Examples of practices OCIE identified as helpful to advisers in meeting their record retention obligations under the Books and Records Rule and implementation and design of policies and procedures under the Compliance Rule:

Policies and Procedures

  • Prevent Misuse: Prohibiting business use of apps and other technologies that can be readily misused by allowing an employee to send messages or otherwise communicate anonymously, allowing for automatic destruction of messages, or prohibiting third-party viewing or back-up.
  • Surveillance of Electronic Communications: If advisers permit their personnel to use social media, personal email accounts, or personal websites for business purposes, adopting and implementing policies and procedures for the monitoring, review, and retention of such electronic communications.
  • Sanctions Policy Notice: Including a statement in policies and procedures informing employees that violations may result in discipline or dismissal.

Employee Training and Attestations

  • Training Program:  Requiring personnel to complete training on the adviser’s policies and procedures regarding prohibitions and limitations placed on the use of electronic messaging,  electronic apps, and the adviser’s disciplinary consequences of violating these policies and procedures.  Obtaining signed/dated attestations from employees documenting (i) completion of the required training on electronic messaging, (ii)  compliance with all such requirements, and (iii) commitment to do so in the future (i.e., annual updates).
  • Periodic “Reminders”:  Providing reminders to employees of what is permitted and prohibited under the adviser’s policies and procedures with respect to electronic messaging.
  • Feedback Request:  Soliciting feedback from personnel as to the various forms of messaging requested by clients and service providers in order for the adviser to (1) assess their risks and (2) how those forms of communication may be incorporated into the adviser’s updated policies/procedures.

Supervisory Review

  • Contract/Agreement Diligence:  Contracting with software vendors to assure functionality:  (i) monitor the social media posts, emails, or websites, (ii) archive such business communications to ensure compliance with record retention rules, and (iii) ensure that they have the capability to identify any changes to content and compare postings to a lexicon of key words and phrases.
  • Social Media Site Review:  Regularly reviewing popular social media sites to identify if employees are using the media in a way not permitted by the adviser’s policies.
  • Internet Searches:  Running regular Internet searches or setting up automated alerts to notify the adviser when an employee’s name or the adviser’s name appears on a website to identify potentially unauthorized advisory business being conducted online.

Control Over Devices

  • Prior Approval of Firm Required: Requiring employees to obtain prior approval from the adviser’s information technology or compliance staff before they are able to access firm email servers or other business applications from personally owned devices. This may help advisers create an inventory list of devices and understand each employee’s use of mobile devices to engage in advisory activities.
  • Security Apps Required: Loading certain security apps or other software on company-issued or personally owned devices prior to allowing them to be used for business communications.
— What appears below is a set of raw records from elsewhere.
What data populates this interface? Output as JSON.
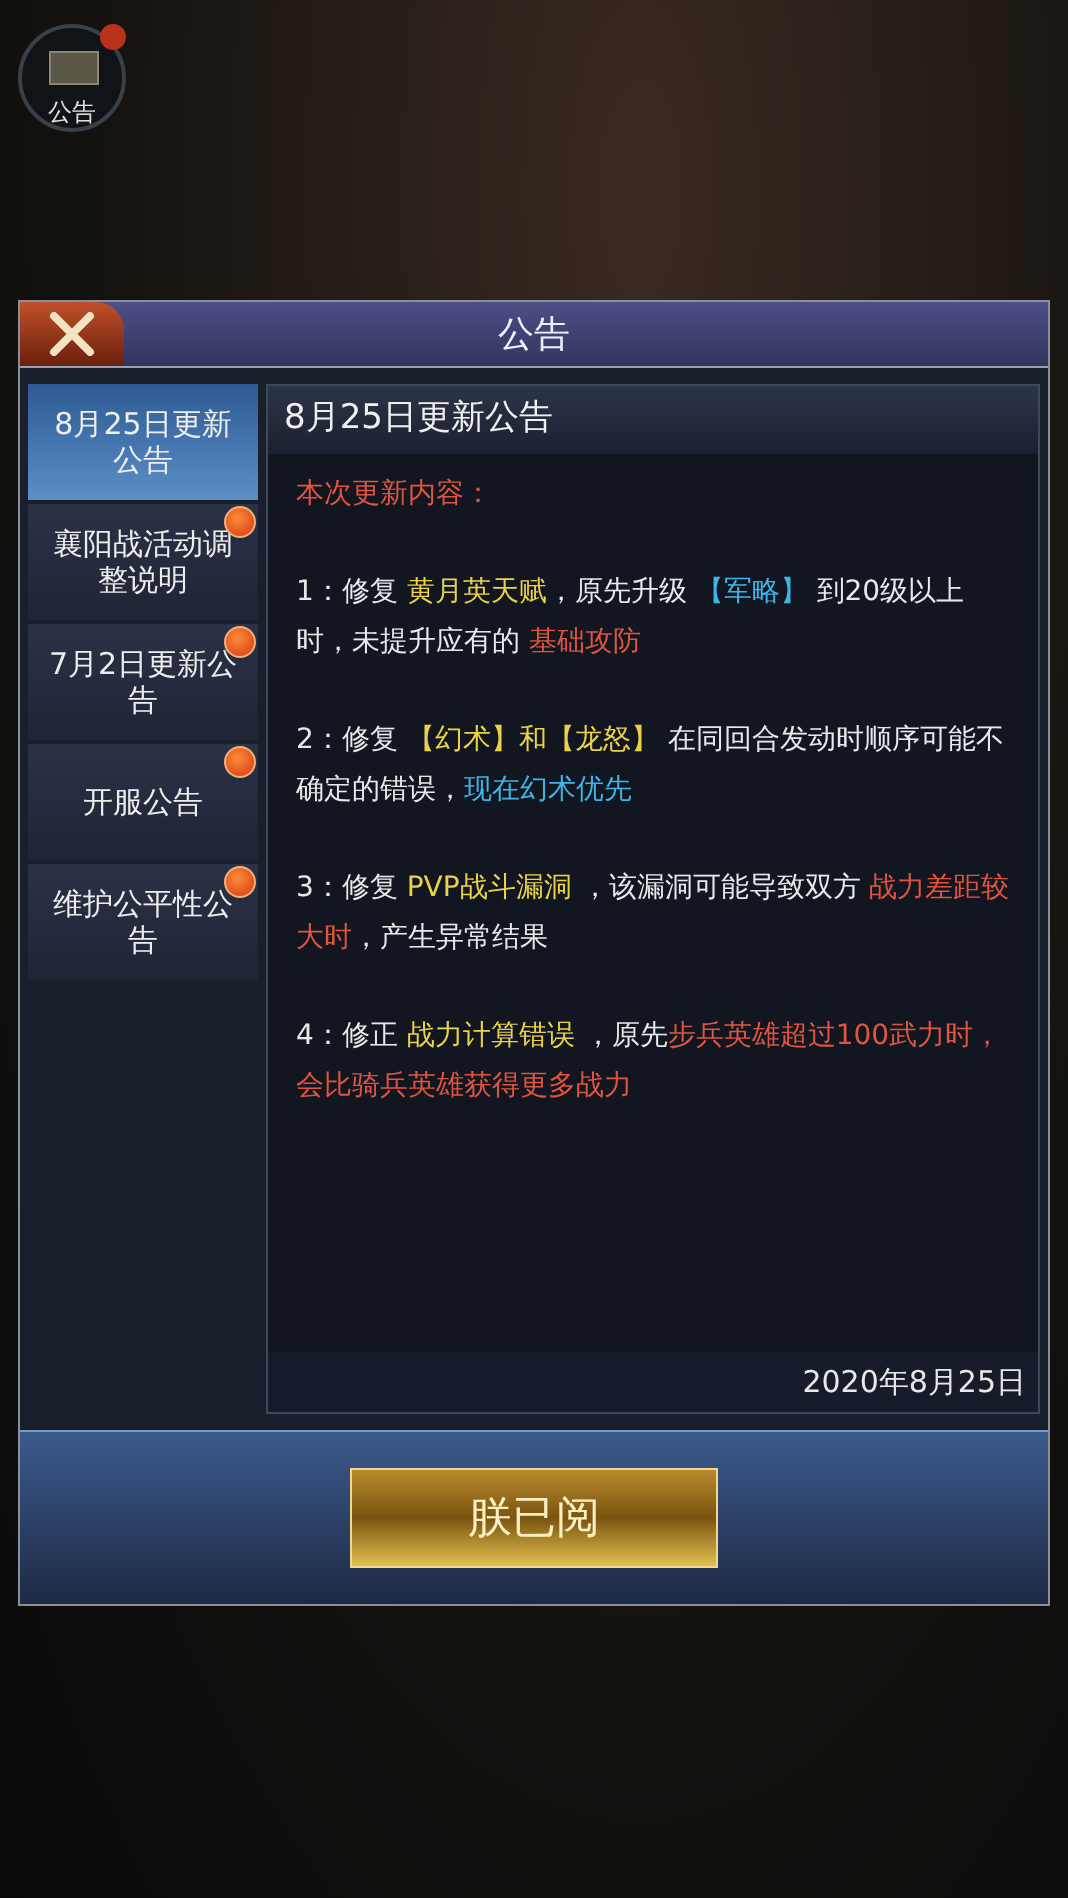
{
  "corner_button": {
    "label": "公告",
    "badge": true
  },
  "dialog": {
    "title": "公告",
    "tabs": [
      {
        "label": "8月25日更新公告",
        "selected": true,
        "badge": false
      },
      {
        "label": "襄阳战活动调整说明",
        "selected": false,
        "badge": true
      },
      {
        "label": "7月2日更新公告",
        "selected": false,
        "badge": true
      },
      {
        "label": "开服公告",
        "selected": false,
        "badge": true
      },
      {
        "label": "维护公平性公告",
        "selected": false,
        "badge": true
      }
    ],
    "content": {
      "heading": "8月25日更新公告",
      "paragraphs": [
        [
          {
            "text": "本次更新内容：",
            "kind": "red"
          }
        ],
        [
          {
            "text": " 1：修复 ",
            "kind": "plain"
          },
          {
            "text": "黄月英天赋",
            "kind": "yellow"
          },
          {
            "text": "，原先升级 ",
            "kind": "plain"
          },
          {
            "text": "【军略】",
            "kind": "blue"
          },
          {
            "text": " 到20级以上时，未提升应有的 ",
            "kind": "plain"
          },
          {
            "text": "基础攻防",
            "kind": "red"
          }
        ],
        [
          {
            "text": "2：修复 ",
            "kind": "plain"
          },
          {
            "text": "【幻术】和【龙怒】",
            "kind": "yellow"
          },
          {
            "text": " 在同回合发动时顺序可能不确定的错误，",
            "kind": "plain"
          },
          {
            "text": "现在幻术优先",
            "kind": "blue"
          }
        ],
        [
          {
            "text": "3：修复 ",
            "kind": "plain"
          },
          {
            "text": "PVP战斗漏洞",
            "kind": "yellow"
          },
          {
            "text": " ，该漏洞可能导致双方 ",
            "kind": "plain"
          },
          {
            "text": "战力差距较大时",
            "kind": "red"
          },
          {
            "text": "，产生异常结果",
            "kind": "plain"
          }
        ],
        [
          {
            "text": "4：修正 ",
            "kind": "plain"
          },
          {
            "text": "战力计算错误",
            "kind": "yellow"
          },
          {
            "text": " ，原先",
            "kind": "plain"
          },
          {
            "text": "步兵英雄超过100武力时，会比骑兵英雄获得更多战力",
            "kind": "red"
          }
        ]
      ],
      "date": "2020年8月25日"
    },
    "confirm_button": "朕已阅"
  }
}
Software is available that enables advisers to (i) “push” mandatory cybersecurity patches to the devices to better protect the devices from hacking or malware.
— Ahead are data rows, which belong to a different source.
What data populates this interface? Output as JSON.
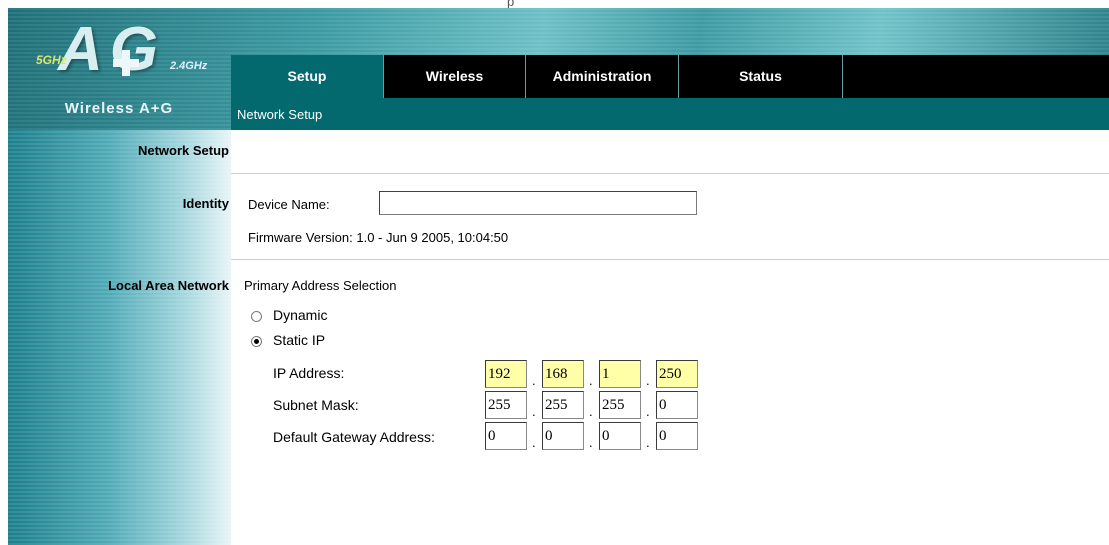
{
  "brand": {
    "logo_letters": "A G",
    "band_5ghz": "5GHz",
    "band_24ghz": "2.4GHz",
    "name": "Wireless A+G"
  },
  "nav": {
    "tabs": [
      "Setup",
      "Wireless",
      "Administration",
      "Status"
    ],
    "active_tab": "Setup",
    "subnav": "Network Setup"
  },
  "sidebar": {
    "network_setup": "Network Setup",
    "identity": "Identity",
    "lan": "Local Area Network"
  },
  "identity": {
    "device_name_label": "Device Name:",
    "device_name_value": "",
    "firmware": "Firmware Version: 1.0 - Jun 9 2005, 10:04:50"
  },
  "lan": {
    "primary_selection_label": "Primary Address Selection",
    "dynamic_label": "Dynamic",
    "static_label": "Static IP",
    "selected_mode": "Static IP",
    "ip_label": "IP Address:",
    "subnet_label": "Subnet Mask:",
    "gateway_label": "Default Gateway Address:",
    "ip": [
      "192",
      "168",
      "1",
      "250"
    ],
    "subnet": [
      "255",
      "255",
      "255",
      "0"
    ],
    "gateway": [
      "0",
      "0",
      "0",
      "0"
    ]
  },
  "colors": {
    "nav_background": "#000000",
    "active_tab": "#04696f",
    "highlight_input": "#ffffa8"
  }
}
(ii) monitor for prohibited apps, and (iii) “wipe” the device of all locally stored information if the device were lost or stolen.
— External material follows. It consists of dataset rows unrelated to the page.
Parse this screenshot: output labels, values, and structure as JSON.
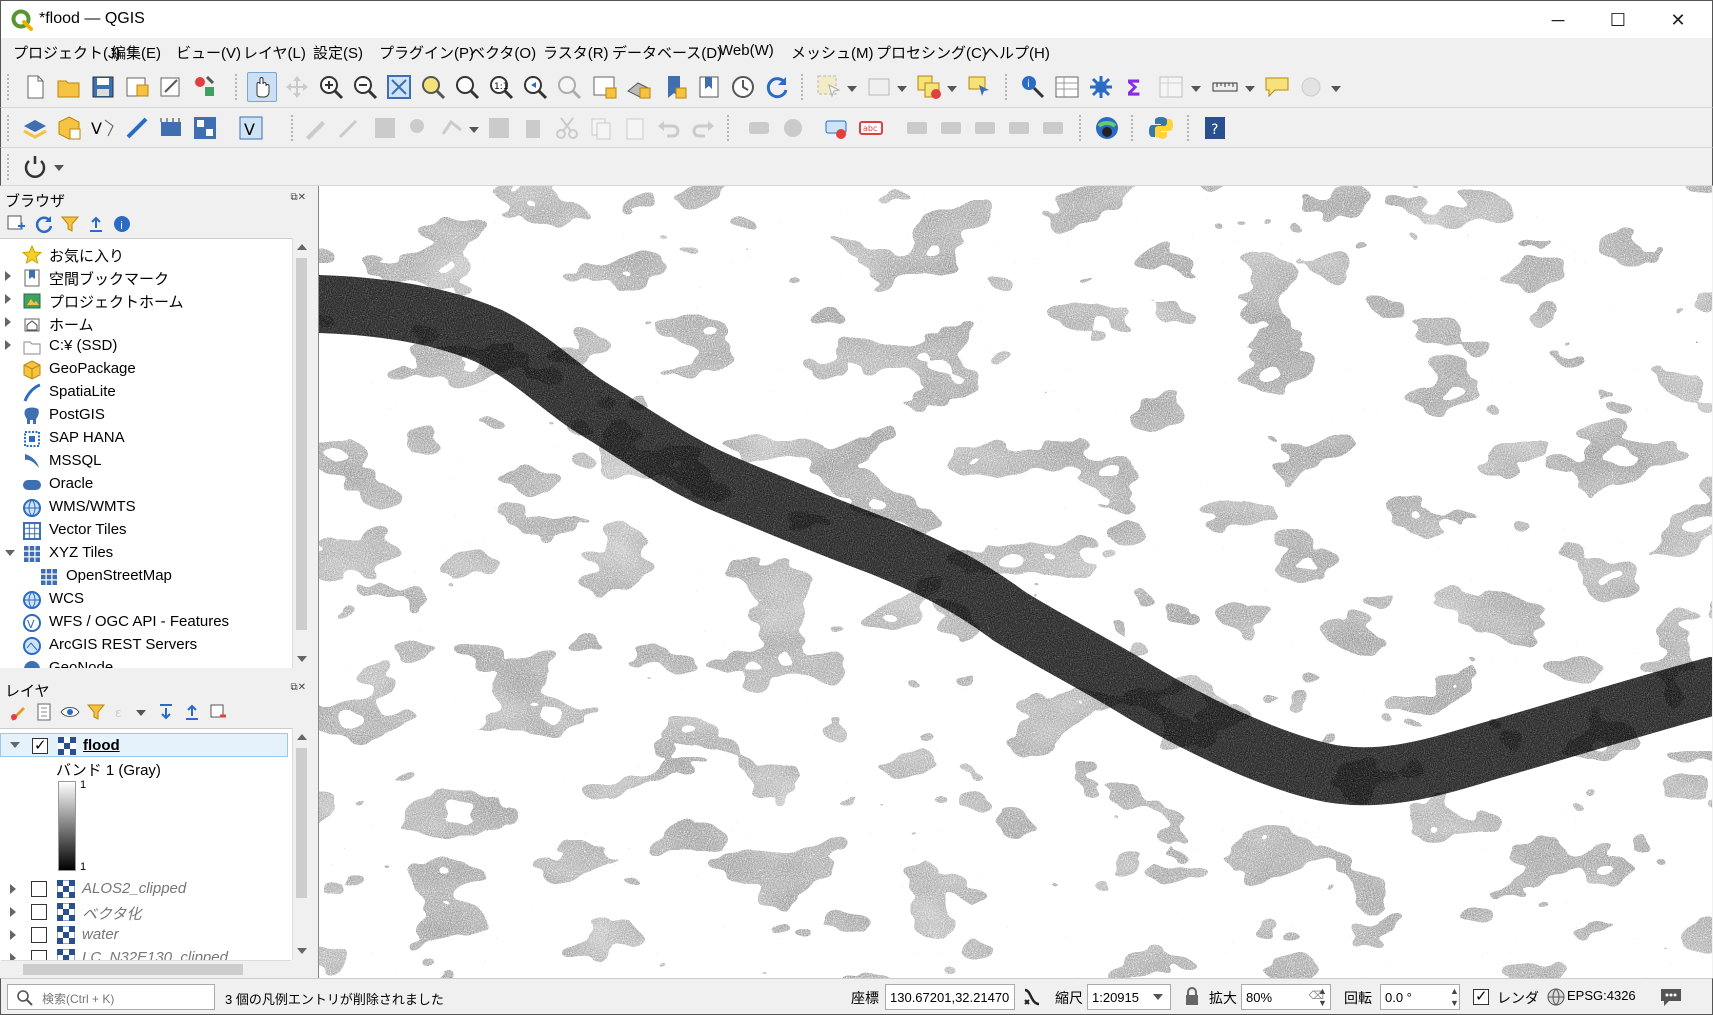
{
  "window": {
    "title": "*flood — QGIS",
    "minimize": "─",
    "maximize": "☐",
    "close": "✕"
  },
  "menu": [
    "プロジェクト(J)",
    "編集(E)",
    "ビュー(V)",
    "レイヤ(L)",
    "設定(S)",
    "プラグイン(P)",
    "ベクタ(O)",
    "ラスタ(R)",
    "データベース(D)",
    "Web(W)",
    "メッシュ(M)",
    "プロセシング(C)",
    "ヘルプ(H)"
  ],
  "browser_panel": {
    "title": "ブラウザ",
    "items": [
      {
        "label": "お気に入り",
        "icon": "star-icon",
        "expandable": false,
        "indent": 0
      },
      {
        "label": "空間ブックマーク",
        "icon": "bookmark-icon",
        "expandable": true,
        "indent": 0
      },
      {
        "label": "プロジェクトホーム",
        "icon": "project-home-icon",
        "expandable": true,
        "indent": 0
      },
      {
        "label": "ホーム",
        "icon": "home-icon",
        "expandable": true,
        "indent": 0
      },
      {
        "label": "C:¥ (SSD)",
        "icon": "drive-icon",
        "expandable": true,
        "indent": 0
      },
      {
        "label": "GeoPackage",
        "icon": "geopackage-icon",
        "expandable": false,
        "indent": 0
      },
      {
        "label": "SpatiaLite",
        "icon": "spatialite-icon",
        "expandable": false,
        "indent": 0
      },
      {
        "label": "PostGIS",
        "icon": "postgis-icon",
        "expandable": false,
        "indent": 0
      },
      {
        "label": "SAP HANA",
        "icon": "hana-icon",
        "expandable": false,
        "indent": 0
      },
      {
        "label": "MSSQL",
        "icon": "mssql-icon",
        "expandable": false,
        "indent": 0
      },
      {
        "label": "Oracle",
        "icon": "oracle-icon",
        "expandable": false,
        "indent": 0
      },
      {
        "label": "WMS/WMTS",
        "icon": "wms-icon",
        "expandable": false,
        "indent": 0
      },
      {
        "label": "Vector Tiles",
        "icon": "vector-tiles-icon",
        "expandable": false,
        "indent": 0
      },
      {
        "label": "XYZ Tiles",
        "icon": "xyz-tiles-icon",
        "expandable": true,
        "expanded": true,
        "indent": 0
      },
      {
        "label": "OpenStreetMap",
        "icon": "xyz-tiles-icon",
        "expandable": false,
        "indent": 1
      },
      {
        "label": "WCS",
        "icon": "wcs-icon",
        "expandable": false,
        "indent": 0
      },
      {
        "label": "WFS / OGC API - Features",
        "icon": "wfs-icon",
        "expandable": false,
        "indent": 0
      },
      {
        "label": "ArcGIS REST Servers",
        "icon": "arcgis-icon",
        "expandable": false,
        "indent": 0
      },
      {
        "label": "GeoNode",
        "icon": "geonode-icon",
        "expandable": false,
        "indent": 0
      }
    ]
  },
  "layers_panel": {
    "title": "レイヤ",
    "active_layer": {
      "name": "flood",
      "checked": true
    },
    "band_label": "バンド 1 (Gray)",
    "legend_max": "1",
    "legend_min": "1",
    "layers": [
      {
        "name": "ALOS2_clipped",
        "checked": false
      },
      {
        "name": "ベクタ化",
        "checked": false
      },
      {
        "name": "water",
        "checked": false
      },
      {
        "name": "LC_N32E130_clipped",
        "checked": false
      }
    ]
  },
  "statusbar": {
    "search_placeholder": "検索(Ctrl + K)",
    "message": "3 個の凡例エントリが削除されました",
    "coord_label": "座標",
    "coord_value": "130.67201,32.21470",
    "scale_label": "縮尺",
    "scale_value": "1:20915",
    "magnifier_label": "拡大",
    "magnifier_value": "80%",
    "rotation_label": "回転",
    "rotation_value": "0.0 °",
    "render_label": "レンダ",
    "render_checked": true,
    "crs": "EPSG:4326"
  },
  "colors": {
    "qgis_green": "#589632",
    "qgis_yellow": "#f0b400",
    "selection_bg": "#cce8ff"
  }
}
  • Access Restrictions: Allowing employees to access the adviser’s email servers or other business applications only by virtual private networks or other security apps to segregate remote activity to help protect the adviser’s servers from hackers or malware.

Key Takeaways

One of the keys to compliance program success is a continuous assessment of Company risks and improvements to existing policies/procedures as determined to be necessary. With respect to electronic messaging, it is important to remain current with emerging technology. Lastly, monitoring regulatory developments provides useful guidance for the Company’s Compliance and Legal departments.